Coisas de Minas
Milton Nascimento
Tradição, acolhimento e identidade em “Coisas de Minas”
Em “Coisas de Minas”, Milton Nascimento resgata a tradição oral e a memória coletiva do interior mineiro logo nos primeiros versos, ao entoar “Ê boi, ê boi”. Essa expressão típica do campo não só remete à vida rural de Minas Gerais, mas também convida o ouvinte a mergulhar nas lembranças e histórias do povo mineiro. No trecho “Se eu contasse o que ninguém conhece do povo daí / Iam dizer que é mentira, acabava a carreira e o que resta de mim”, Milton destaca como as experiências e peculiaridades de Minas podem parecer inacreditáveis para quem não as viveu, reforçando o valor único da cultura local.

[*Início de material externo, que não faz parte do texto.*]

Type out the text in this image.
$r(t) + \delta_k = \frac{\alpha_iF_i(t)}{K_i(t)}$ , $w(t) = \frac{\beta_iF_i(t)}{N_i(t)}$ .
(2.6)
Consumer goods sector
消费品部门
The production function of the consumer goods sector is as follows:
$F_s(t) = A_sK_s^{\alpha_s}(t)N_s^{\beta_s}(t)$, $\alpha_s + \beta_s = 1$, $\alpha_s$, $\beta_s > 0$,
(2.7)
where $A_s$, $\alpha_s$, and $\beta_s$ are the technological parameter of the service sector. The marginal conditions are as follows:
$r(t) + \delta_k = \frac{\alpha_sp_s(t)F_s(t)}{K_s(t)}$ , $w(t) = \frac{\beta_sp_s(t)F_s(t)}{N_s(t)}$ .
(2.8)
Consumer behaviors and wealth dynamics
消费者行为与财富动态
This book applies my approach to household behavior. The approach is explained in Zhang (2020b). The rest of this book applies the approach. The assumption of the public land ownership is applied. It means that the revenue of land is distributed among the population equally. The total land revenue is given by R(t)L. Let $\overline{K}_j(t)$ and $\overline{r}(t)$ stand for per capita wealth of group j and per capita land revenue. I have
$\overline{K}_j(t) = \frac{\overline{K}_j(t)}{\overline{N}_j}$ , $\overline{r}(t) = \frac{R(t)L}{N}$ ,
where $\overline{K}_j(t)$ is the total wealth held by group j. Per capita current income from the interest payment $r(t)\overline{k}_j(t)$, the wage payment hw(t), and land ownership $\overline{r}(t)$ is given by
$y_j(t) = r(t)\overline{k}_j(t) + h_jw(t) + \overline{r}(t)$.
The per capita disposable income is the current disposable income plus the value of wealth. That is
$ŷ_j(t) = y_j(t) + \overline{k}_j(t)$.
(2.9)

A hospitalidade mineira é celebrada de forma clara em “A porta aberta, bem-vindo à casa, prazer conhecer / Se a conversa acabar na cozinha, já é da família”, mostrando o costume regional de receber bem e transformar visitantes em parte da família. Ao citar Ouro Preto ao lado de cidades como Paris e Filadélfia, o artista evidencia a riqueza cultural de Minas e sua capacidade de dialogar com o mundo sem perder suas raízes. O verso “Negro mina chora / Sonho apaixonado de quem canta / E cantará” ressalta a emoção e a resiliência do povo mineiro, especialmente dos descendentes de escravizados, cuja história de luta e esperança é central para a identidade local. Assim, Milton Nascimento mistura elementos pessoais e coletivos para traduzir, em música, a essência de Minas Gerais: um lugar de acolhimento, saudade, resistência e orgulho cultural.
O significado desta letra foi gerado automaticamente.